A: The Beatles, on eight or nine fronts. So many things they created are still viable now. And any of the guitarsmiths from the 1970s: Stevie Ray Vaughn, Jerry Garcia, Brian May, Cat Stevens.
Q: Do you have a treasured possession?
A: My guitars. I have five. I've had some of them 30 years. They're therapeutic and entertaining, and they have their own unique tone and voice.
Q: If you could ask God one question, what would it be?
A: Probably why my dad had to die so early [at 51]. But also, why six million people had to die in the camps in World War II. I had relatives who survived and some who were killed.
Q: Something most people don't know about you?
A: When I was in college, I was in 25 shows. I did as much on stage as in classroom, much to my parents' chagrin.
Q: When you feel down, how do you revive spiritually?
A: Real simple: I pick up a guitar. If I've had a bad day or a great day, and I need to refocus from something that's caused a lot of stress, I'll go there. it usually doesn't take more than 30 seconds. But then I'll often stay two or three hours.
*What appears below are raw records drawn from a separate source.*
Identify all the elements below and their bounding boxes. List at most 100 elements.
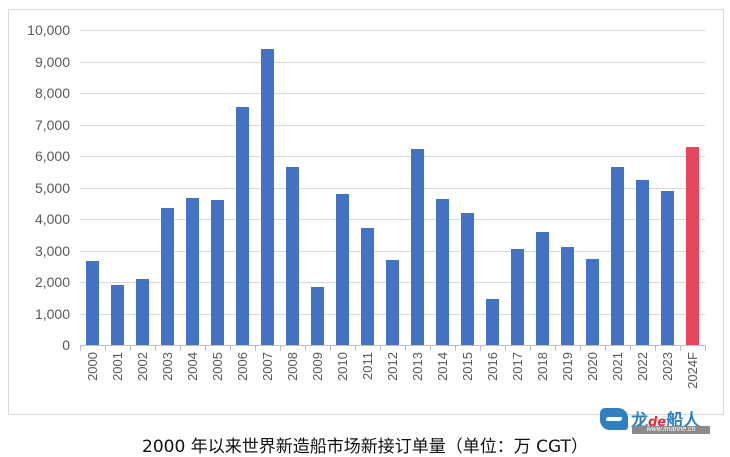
data-bar bbox=[261, 48, 274, 345]
data-bar bbox=[461, 212, 474, 345]
x-axis-line bbox=[80, 345, 705, 346]
watermark-url: www.imarine.cn bbox=[632, 426, 710, 434]
x-tick-label: 2003 bbox=[159, 352, 175, 381]
data-bar bbox=[336, 193, 349, 345]
x-tick bbox=[105, 345, 106, 351]
x-tick bbox=[455, 345, 456, 351]
data-bar bbox=[586, 259, 599, 345]
x-tick bbox=[505, 345, 506, 351]
x-tick-label: 2011 bbox=[359, 352, 375, 380]
y-tick-label: 8,000 bbox=[34, 85, 70, 101]
x-tick-label: 2014 bbox=[434, 352, 450, 381]
data-bar bbox=[636, 179, 649, 345]
data-bar bbox=[561, 246, 574, 345]
y-tick-label: 6,000 bbox=[34, 148, 70, 164]
data-bar bbox=[186, 197, 199, 345]
x-tick-label: 2015 bbox=[459, 352, 475, 381]
x-tick bbox=[205, 345, 206, 351]
x-tick bbox=[680, 345, 681, 351]
data-bar bbox=[436, 199, 449, 345]
x-tick bbox=[355, 345, 356, 351]
x-tick bbox=[80, 345, 81, 351]
x-tick-label: 2006 bbox=[234, 352, 250, 381]
x-tick-label: 2002 bbox=[134, 352, 150, 381]
x-tick-label: 2009 bbox=[309, 352, 325, 381]
chart-caption: 2000 年以来世界新造船市场新接订单量（单位：万 CGT） bbox=[142, 437, 588, 457]
gridline bbox=[80, 250, 705, 252]
x-tick-label: 2010 bbox=[334, 352, 350, 381]
watermark-logo: 龙de船人 www.imarine.cn bbox=[600, 406, 712, 434]
data-bar bbox=[661, 191, 674, 345]
x-tick-label: 2020 bbox=[584, 352, 600, 381]
data-bar bbox=[386, 259, 399, 345]
data-bar bbox=[86, 260, 99, 345]
x-tick-label: 2023 bbox=[659, 352, 675, 381]
gridline bbox=[80, 187, 705, 189]
y-tick-label: 4,000 bbox=[34, 211, 70, 227]
data-bar bbox=[236, 107, 249, 345]
y-tick-label: 10,000 bbox=[27, 22, 70, 38]
x-tick bbox=[630, 345, 631, 351]
data-bar bbox=[111, 285, 124, 345]
x-tick bbox=[480, 345, 481, 351]
x-tick-label: 2008 bbox=[284, 352, 300, 381]
x-tick-label: 2001 bbox=[109, 352, 125, 381]
x-tick bbox=[155, 345, 156, 351]
x-tick-label: 2024F bbox=[684, 352, 700, 389]
x-tick-label: 2021 bbox=[609, 352, 625, 381]
x-tick-label: 2007 bbox=[259, 352, 275, 381]
x-tick-label: 2019 bbox=[559, 352, 575, 381]
x-tick-label: 2022 bbox=[634, 352, 650, 381]
x-tick bbox=[130, 345, 131, 351]
data-bar bbox=[311, 287, 324, 345]
data-bar bbox=[536, 231, 549, 345]
y-tick-label: 7,000 bbox=[34, 116, 70, 133]
x-tick bbox=[430, 345, 431, 351]
chart-frame bbox=[8, 9, 724, 415]
x-tick bbox=[180, 345, 181, 351]
gridline bbox=[80, 61, 705, 63]
plot-area bbox=[80, 30, 705, 345]
data-bar bbox=[161, 207, 174, 345]
y-tick-label: 9,000 bbox=[34, 53, 70, 70]
y-tick-label: 0 bbox=[62, 337, 70, 353]
x-tick bbox=[330, 345, 331, 351]
x-tick-label: 2018 bbox=[534, 352, 550, 381]
x-tick bbox=[655, 345, 656, 351]
x-tick-label: 2012 bbox=[384, 352, 400, 381]
x-tick-label: 2004 bbox=[184, 352, 200, 381]
data-bar bbox=[211, 200, 224, 345]
x-tick bbox=[305, 345, 306, 351]
data-bar bbox=[486, 299, 499, 345]
x-tick-label: 2017 bbox=[509, 352, 525, 381]
gridline bbox=[80, 156, 705, 157]
gridline bbox=[80, 124, 705, 126]
data-bar bbox=[411, 148, 424, 345]
data-bar bbox=[136, 278, 149, 345]
data-bar bbox=[361, 228, 374, 345]
y-tick-label: 5,000 bbox=[34, 179, 70, 196]
forecast-bar bbox=[686, 146, 699, 345]
y-tick-label: 1,000 bbox=[34, 305, 70, 322]
x-tick bbox=[605, 345, 606, 351]
x-tick bbox=[280, 345, 281, 351]
y-tick-label: 3,000 bbox=[34, 242, 70, 259]
x-tick bbox=[580, 345, 581, 351]
x-tick bbox=[705, 345, 706, 351]
x-tick bbox=[405, 345, 406, 351]
x-tick bbox=[530, 345, 531, 351]
gridline bbox=[80, 93, 705, 94]
x-tick-label: 2005 bbox=[209, 352, 225, 381]
x-tick bbox=[380, 345, 381, 351]
gridline bbox=[80, 30, 705, 31]
ship-logo-icon bbox=[600, 408, 628, 430]
x-tick-label: 2016 bbox=[484, 352, 500, 381]
x-tick bbox=[555, 345, 556, 351]
data-bar bbox=[511, 248, 524, 345]
x-tick-label: 2013 bbox=[409, 352, 425, 381]
x-tick bbox=[230, 345, 231, 351]
gridline bbox=[80, 219, 705, 220]
x-tick-label: 2000 bbox=[84, 352, 100, 381]
data-bar bbox=[286, 167, 299, 345]
data-bar bbox=[611, 167, 624, 345]
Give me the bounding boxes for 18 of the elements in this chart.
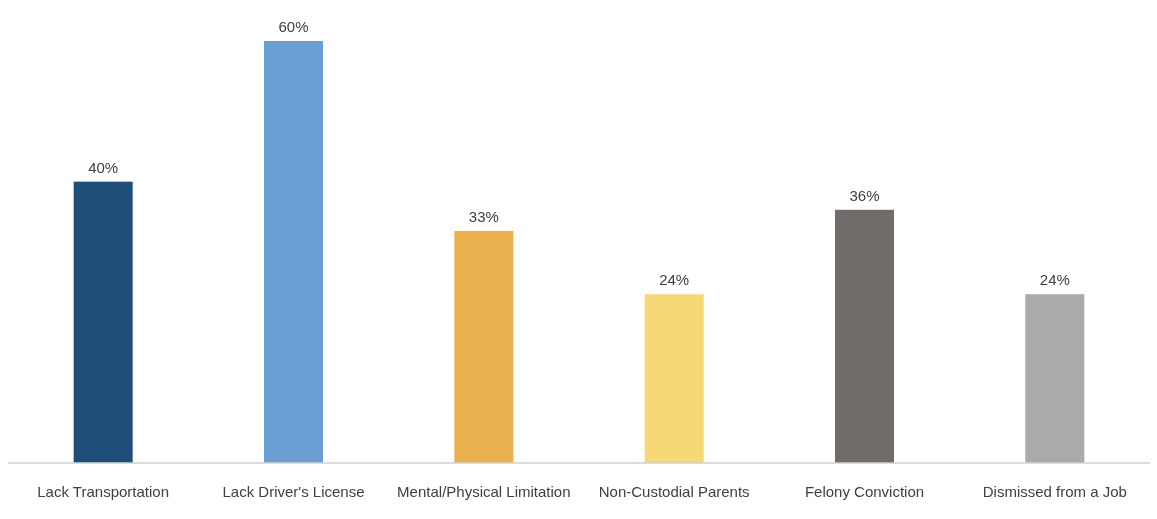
bar (835, 209, 894, 463)
x-tick-label: Mental/Physical Limitation (397, 483, 571, 500)
data-label: 24% (659, 271, 690, 289)
data-label: 36% (849, 186, 880, 204)
x-tick-label: Dismissed from a Job (982, 483, 1127, 500)
x-tick-label: Lack Transportation (37, 483, 170, 500)
x-tick-label: Non-Custodial Parents (598, 483, 750, 500)
data-label: 33% (468, 207, 499, 225)
bar (1025, 294, 1085, 463)
bar (264, 41, 323, 463)
bar (454, 230, 514, 463)
data-label: 24% (1039, 271, 1070, 289)
x-tick-label: Lack Driver's License (222, 483, 365, 500)
bar (644, 294, 704, 463)
bar (73, 181, 133, 463)
data-label: 60% (278, 18, 309, 35)
x-tick-label: Felony Conviction (804, 483, 925, 500)
data-label: 40% (88, 158, 119, 176)
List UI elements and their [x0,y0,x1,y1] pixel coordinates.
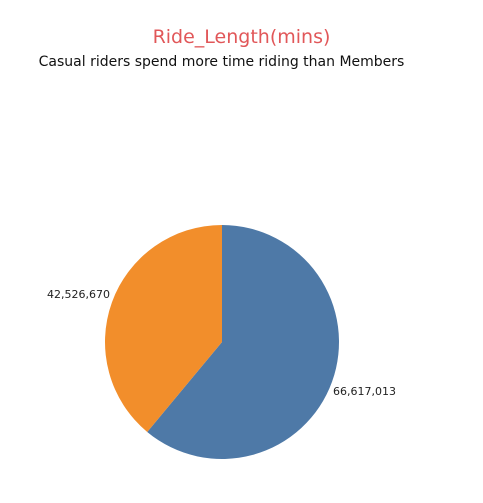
pie-slice-label-0: 66,617,013 [333,385,396,398]
pie-slice-label-1: 42,526,670 [47,288,110,301]
pie-slice-0 [147,225,339,460]
chart-title: Ride_Length(mins) [152,26,331,48]
chart-subtitle: Casual riders spend more time riding tha… [38,54,405,70]
pie-slice-1 [104,225,222,432]
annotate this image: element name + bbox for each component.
Q: Have you ever doubted your faith?
A: Yeah, when my father died. There was a lot of anger and upset that he was dead at 51.
Q: How was that doubt resolved?
A: The whole seven-day structure of Shiva [initial grieving period] was comforting. It gave me reassurance that things would continue.
Q: Motto, or favorite scripture verse?
A: From Hillel: "If I am not for me, then who will be? If I am not for myself, then what am I?"
More about Berkowitz
Title: Cantor at Congregation Etz Chaim, Wilton Manors.
Other job experience: Branding and marketing executive.
Other community posts: Board member, Temple Beth Torah, Tamarac.
Education: Degree in sociology with a minor in advertising, University of Pennsylvania.
Personal: 55. Born in New Haven, Conn.